Nun wollt ihr natürlich wissen, ob es mir bei der Geschichte auch noch den Ärmel reingenommen hat. Immerhin hatte ich gestern ja noch von einem kleinen Mädchen berichtet, das dem grossen Ereignis nicht vollkommen ablehnend gegenüberstand. Nun, offen gestanden hat mich die Sache ziemlich kalt gelassen, kleines Mädchen hin oder her. Ich habe mir überlegt, woran das liegen könnte, bin ich doch im Allgemeinen Kitsch und Romantik gegenüber nicht abgeneigt. Aber ich glaube, genau das war es, was mir gefehlt hat: der Zuckerguss, die Gefühle, das Abgehobene. Wäre die Sache kitschiger und märchenhafter gewesen, ich hätte mich wohl mitreissen lassen, aber irgendwie war mir das Ganze zu realitätsnah und so wandte ich mich bald einmal wieder dem schmutzigen Geschirr zu. Wenn schon Realität, dann richtig.
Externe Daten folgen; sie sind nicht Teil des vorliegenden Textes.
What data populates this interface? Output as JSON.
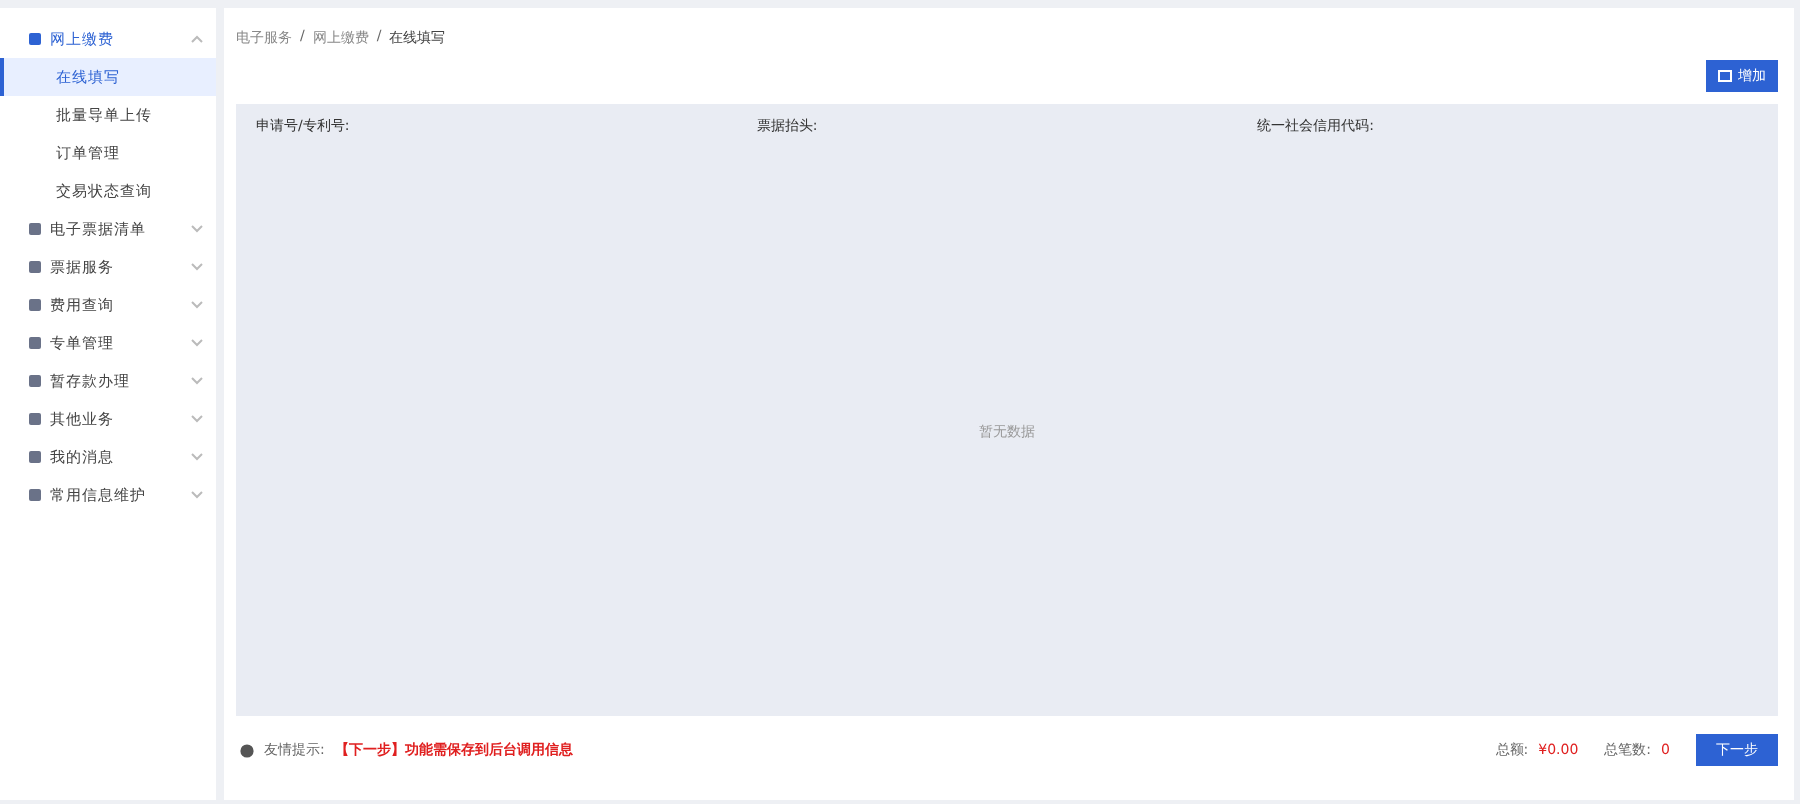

Den Kindern ging es offenbar anders. Kaum war er aus der Schule zurück, wollte Karlsson auch schon wissen, ob er während seiner Abwesenheit etwas verpasst hätte und ob er die wichtigsten Szenen noch einmal sehen könnte. Abends vor dem Schlafengehen brauchten dann alle zusammen noch einmal eine kräftige Dosis Prinzenhochzeit. Was wir ihnen zur Feier des Tages auch gewährten. Und dabei stellte sich heraus, wer von uns allen der grösste Romantiker ist. Wie wir so auf dem Sofa sassen und den Blaublütigen beim Winken zusahen, seufzte einer tief und innig und meinte, wenn er doch bloss durch den Bildschirm kriechen könnte, um dort bei Kate und William auf dem Balkon zu stehen.

Es war der FeuerwehrRitterRömerPirat.